Predictive Motion Planning for Safe and Efficient Autonomous Driving
Abstract
The advent of Autonomous Vehicles (AVs) has the potential to revolutionize transportation systems, promising significant improvements in safety, efficiency, and passenger comforts. Safety, the cornerstone of AVs, demands that these vehicles complete their routes without any collisions. This is a challenging feat, given the nonstationary nature of driving environments, where changes are often dictated by other traffic participants. AVs are also expected to handle distribution shift problems, adapting seamlessly to varying weather conditions, road types, and environments, be it urban, rural, or highway. Interactions with humans on the road, who often exhibit unpredictable behaviors, add another layer of complexity. Furthermore, AVs must learn to tackle long-tail, less represented scenarios that are rare but critical. However, safety is not the sole determinant of the widespread acceptance of AVs. Passenger comfort is equally important, making it imperative for Avs to ensure smooth and pleasant rides. One way to address these challenges is to predict the trajectories of surrounding traffic participants, thereby understanding how the driving context will evolve in the future. Yet, predictions can be with uncertainties. Therefore, the motion planning module should be designed to model these prediction uncertainties, ensuring safe planning.
This thesis introduces Deep Spatio-Temporal Context-Aware decision Network (DST-CAN), a novel framework for predictive manoeuvre decisions in Autonomous Vehicles (AVs). DST-CAN predicts future trajectories of surrounding vehicles, generating a spatio-temporal context-aware probability occupancy map. This map aids in making safe and efficient manoeuvre decisions. The performance of DST-CAN, evaluated using real-world datasets, shows superior performance over the state-of-the-art models. However, imitation learning method can suffer from distribution shift problem. On the other hand, traditional rule-based methods often fall short in complex real-world driving scenarios. Hence, this thesis introduces a new Predictive Planning Policy Network (P3Net) that uses Deep Reinforcement Learning for maneuver planning in AVs. P3Net addresses these issues by employing a predictive model and a Reinforcement Learning agent for decision-making. The RL agent uses spatio-temporal context to decide on maneuvers. Performance tests using real-world datasets show that P3Net continuously improves driving experiences, balancing safety and comfort, and outperforms recent imitation learning-based models in complex scenarios.
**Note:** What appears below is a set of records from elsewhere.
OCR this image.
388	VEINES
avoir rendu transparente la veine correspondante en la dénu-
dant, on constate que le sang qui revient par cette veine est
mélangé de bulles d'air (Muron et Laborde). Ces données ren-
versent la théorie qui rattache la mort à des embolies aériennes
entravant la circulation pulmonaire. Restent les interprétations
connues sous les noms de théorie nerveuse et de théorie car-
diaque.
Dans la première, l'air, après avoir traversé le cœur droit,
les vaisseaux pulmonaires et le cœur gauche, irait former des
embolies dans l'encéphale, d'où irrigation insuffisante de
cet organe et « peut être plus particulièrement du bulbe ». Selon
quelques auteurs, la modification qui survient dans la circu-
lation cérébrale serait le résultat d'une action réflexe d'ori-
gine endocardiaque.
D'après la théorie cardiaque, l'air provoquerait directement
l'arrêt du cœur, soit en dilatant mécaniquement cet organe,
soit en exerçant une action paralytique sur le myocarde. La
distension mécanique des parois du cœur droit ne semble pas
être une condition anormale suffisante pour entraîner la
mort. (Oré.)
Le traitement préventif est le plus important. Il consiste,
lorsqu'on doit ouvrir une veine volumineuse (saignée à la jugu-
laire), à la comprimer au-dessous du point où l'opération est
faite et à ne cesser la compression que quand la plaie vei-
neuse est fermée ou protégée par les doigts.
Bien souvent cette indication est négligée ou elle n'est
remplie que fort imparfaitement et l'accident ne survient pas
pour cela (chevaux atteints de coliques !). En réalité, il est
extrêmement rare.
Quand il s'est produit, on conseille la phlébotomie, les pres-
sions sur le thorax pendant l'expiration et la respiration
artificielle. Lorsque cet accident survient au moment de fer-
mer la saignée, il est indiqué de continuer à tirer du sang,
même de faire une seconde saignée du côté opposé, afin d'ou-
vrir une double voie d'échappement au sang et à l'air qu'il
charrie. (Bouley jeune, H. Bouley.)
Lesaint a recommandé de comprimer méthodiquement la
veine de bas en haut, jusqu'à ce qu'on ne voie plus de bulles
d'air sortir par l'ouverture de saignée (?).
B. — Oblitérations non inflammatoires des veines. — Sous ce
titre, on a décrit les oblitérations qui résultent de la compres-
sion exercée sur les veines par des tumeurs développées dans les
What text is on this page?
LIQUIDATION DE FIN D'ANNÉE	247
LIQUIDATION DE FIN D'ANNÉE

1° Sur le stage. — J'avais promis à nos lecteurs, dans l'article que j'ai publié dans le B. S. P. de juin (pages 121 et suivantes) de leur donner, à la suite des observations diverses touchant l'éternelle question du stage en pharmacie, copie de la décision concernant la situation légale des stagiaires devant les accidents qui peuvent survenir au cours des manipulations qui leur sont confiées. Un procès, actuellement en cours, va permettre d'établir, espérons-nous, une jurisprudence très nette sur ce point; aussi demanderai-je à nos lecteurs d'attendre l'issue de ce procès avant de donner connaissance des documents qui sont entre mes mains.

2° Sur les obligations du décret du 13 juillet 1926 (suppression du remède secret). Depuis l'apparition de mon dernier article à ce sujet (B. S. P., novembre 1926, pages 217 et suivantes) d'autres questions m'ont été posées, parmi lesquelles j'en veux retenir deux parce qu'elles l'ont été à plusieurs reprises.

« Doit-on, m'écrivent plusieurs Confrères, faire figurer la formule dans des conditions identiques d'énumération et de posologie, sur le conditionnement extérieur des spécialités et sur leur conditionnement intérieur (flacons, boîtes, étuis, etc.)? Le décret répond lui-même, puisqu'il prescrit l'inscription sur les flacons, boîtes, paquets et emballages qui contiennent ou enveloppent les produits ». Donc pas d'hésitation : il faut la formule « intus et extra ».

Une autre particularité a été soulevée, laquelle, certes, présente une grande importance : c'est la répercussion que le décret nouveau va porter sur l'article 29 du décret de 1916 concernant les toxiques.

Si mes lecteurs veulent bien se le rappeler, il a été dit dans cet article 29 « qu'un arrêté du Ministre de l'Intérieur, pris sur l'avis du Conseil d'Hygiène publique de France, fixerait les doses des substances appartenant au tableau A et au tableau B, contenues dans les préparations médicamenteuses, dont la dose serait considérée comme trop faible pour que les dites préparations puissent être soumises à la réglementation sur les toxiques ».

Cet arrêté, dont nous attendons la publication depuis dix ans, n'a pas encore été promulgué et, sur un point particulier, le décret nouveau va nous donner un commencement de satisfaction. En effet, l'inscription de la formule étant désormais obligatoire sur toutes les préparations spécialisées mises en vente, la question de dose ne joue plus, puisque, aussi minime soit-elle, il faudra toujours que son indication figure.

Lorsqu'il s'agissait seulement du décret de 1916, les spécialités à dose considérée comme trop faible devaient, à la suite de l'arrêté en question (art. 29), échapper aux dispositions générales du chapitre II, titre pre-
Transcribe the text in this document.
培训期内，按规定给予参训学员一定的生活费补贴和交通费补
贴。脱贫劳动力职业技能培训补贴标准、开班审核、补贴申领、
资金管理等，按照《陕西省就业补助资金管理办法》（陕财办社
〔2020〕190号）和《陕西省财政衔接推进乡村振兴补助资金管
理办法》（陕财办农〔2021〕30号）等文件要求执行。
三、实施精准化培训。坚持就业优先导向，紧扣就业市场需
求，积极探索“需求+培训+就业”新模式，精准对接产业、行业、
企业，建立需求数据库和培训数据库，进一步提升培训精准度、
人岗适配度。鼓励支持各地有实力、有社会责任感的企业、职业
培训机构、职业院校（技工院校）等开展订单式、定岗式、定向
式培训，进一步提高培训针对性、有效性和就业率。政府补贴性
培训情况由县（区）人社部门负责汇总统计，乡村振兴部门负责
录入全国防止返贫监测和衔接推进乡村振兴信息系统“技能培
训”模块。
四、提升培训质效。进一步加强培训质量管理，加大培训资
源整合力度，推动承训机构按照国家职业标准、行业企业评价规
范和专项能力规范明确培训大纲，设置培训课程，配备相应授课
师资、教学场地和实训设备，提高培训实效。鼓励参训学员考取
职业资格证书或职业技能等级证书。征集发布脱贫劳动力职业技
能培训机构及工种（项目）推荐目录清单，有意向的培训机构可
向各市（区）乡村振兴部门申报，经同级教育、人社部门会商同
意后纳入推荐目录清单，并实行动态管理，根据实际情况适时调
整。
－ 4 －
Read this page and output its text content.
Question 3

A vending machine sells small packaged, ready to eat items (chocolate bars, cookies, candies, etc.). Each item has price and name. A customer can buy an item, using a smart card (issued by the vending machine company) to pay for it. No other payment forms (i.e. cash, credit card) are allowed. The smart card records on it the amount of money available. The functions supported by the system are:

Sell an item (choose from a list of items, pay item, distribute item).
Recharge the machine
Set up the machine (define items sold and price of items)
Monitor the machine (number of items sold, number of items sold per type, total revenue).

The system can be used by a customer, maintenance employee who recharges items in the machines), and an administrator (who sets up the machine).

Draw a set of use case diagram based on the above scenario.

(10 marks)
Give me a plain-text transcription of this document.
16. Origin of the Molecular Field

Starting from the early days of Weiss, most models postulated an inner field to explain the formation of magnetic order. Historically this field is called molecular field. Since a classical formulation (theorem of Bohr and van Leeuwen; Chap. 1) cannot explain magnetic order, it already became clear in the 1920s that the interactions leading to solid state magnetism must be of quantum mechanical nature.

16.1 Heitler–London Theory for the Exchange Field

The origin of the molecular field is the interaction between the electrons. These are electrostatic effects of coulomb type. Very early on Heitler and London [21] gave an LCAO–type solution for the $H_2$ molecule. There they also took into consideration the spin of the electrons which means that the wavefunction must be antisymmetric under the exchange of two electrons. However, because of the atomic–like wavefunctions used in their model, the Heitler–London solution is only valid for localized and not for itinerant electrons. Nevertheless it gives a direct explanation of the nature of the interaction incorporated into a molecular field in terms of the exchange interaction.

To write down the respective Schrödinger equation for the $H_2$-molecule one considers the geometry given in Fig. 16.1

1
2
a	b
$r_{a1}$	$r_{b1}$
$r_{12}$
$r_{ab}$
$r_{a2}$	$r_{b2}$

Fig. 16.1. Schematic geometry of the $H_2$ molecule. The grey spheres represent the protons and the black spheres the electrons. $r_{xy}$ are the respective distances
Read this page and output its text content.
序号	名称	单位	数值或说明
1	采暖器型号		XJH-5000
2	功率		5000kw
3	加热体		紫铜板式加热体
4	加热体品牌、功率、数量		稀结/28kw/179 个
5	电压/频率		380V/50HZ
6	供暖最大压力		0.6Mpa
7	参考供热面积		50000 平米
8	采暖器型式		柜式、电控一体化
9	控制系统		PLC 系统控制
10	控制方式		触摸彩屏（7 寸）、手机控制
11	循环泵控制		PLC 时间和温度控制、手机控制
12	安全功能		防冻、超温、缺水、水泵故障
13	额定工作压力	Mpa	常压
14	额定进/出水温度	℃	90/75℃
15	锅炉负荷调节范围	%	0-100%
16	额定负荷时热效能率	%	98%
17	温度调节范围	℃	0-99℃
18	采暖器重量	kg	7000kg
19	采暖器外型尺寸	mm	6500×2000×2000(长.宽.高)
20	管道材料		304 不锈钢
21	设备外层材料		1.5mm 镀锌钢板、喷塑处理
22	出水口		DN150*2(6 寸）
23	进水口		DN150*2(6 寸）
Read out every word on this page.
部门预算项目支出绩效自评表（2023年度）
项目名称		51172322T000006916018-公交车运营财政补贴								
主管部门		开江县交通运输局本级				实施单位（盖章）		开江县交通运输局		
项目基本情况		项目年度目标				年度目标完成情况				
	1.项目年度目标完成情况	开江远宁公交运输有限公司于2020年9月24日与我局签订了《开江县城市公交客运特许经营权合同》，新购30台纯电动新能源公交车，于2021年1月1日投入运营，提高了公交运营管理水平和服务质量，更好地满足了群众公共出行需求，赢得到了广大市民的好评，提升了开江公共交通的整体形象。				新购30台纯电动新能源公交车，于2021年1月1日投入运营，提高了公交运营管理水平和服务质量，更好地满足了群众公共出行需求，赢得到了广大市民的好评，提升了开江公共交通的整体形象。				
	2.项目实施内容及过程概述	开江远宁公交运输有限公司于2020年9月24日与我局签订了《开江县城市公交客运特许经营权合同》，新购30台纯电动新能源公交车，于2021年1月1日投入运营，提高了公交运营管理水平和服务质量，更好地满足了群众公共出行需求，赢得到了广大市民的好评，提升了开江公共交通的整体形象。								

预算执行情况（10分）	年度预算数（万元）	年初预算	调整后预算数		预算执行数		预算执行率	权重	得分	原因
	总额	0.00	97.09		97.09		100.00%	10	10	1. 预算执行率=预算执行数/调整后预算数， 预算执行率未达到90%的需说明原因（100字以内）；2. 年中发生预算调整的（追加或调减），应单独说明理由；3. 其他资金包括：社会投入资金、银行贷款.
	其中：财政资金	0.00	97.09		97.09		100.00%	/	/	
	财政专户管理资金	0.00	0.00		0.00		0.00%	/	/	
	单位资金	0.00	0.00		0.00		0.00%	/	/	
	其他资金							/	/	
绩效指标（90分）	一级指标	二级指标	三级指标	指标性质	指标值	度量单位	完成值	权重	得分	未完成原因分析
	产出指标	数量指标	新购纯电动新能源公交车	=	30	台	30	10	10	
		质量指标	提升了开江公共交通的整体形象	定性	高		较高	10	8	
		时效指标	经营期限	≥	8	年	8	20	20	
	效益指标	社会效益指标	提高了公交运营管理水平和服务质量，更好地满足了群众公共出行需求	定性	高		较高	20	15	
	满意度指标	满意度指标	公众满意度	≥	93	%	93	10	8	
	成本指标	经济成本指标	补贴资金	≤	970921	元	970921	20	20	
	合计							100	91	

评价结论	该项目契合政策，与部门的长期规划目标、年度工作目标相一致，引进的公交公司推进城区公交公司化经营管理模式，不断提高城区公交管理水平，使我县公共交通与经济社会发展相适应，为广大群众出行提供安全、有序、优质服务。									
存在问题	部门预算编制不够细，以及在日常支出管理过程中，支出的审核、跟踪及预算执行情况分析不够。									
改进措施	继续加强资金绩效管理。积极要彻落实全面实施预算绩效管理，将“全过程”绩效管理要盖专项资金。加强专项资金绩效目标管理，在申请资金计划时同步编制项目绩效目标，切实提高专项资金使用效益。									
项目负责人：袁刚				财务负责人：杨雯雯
Also, modeling interactions between different traffic participants is crucial for the development of safe and efficient autonomous driving systems. It allows for a more accurate prediction of the future states of the traffic environment, enabling the autonomous vehicle to make informed decisions. For this reason, a new method is proposed in this thesis. A Graph-based Prediction and Planning Policy Network (GP3Net) for non-stationary environments has been proposed in the thesis. Evaluations on standard benchmarking scenarios show that GP3Net outperforms previous models, particularly in different towns and under new weather conditions. Further, modeling attention to surrounding traffic participants is a critical aspect of safe motion planning in autonomous driving. It involves the AV’s ability to focus on relevant traffic participants and scenarios, effectively filtering out less important information. To tackle this, a novel framework, Deep Attention Driven Reinforcement Learning (DADRL) is proposed. DADRL dynamically weighs the importance of surrounding vehicles in the AV’s decision-making process. The model, trained using the Soft-Actor Critic (SAC) algorithm, outperforms recent methods in different benchmarking scenarios. All these findings demonstrate the importance of Predictive Motion Planning (PMP) algorithms for autonomous driving for future improvements and adoption of this technology.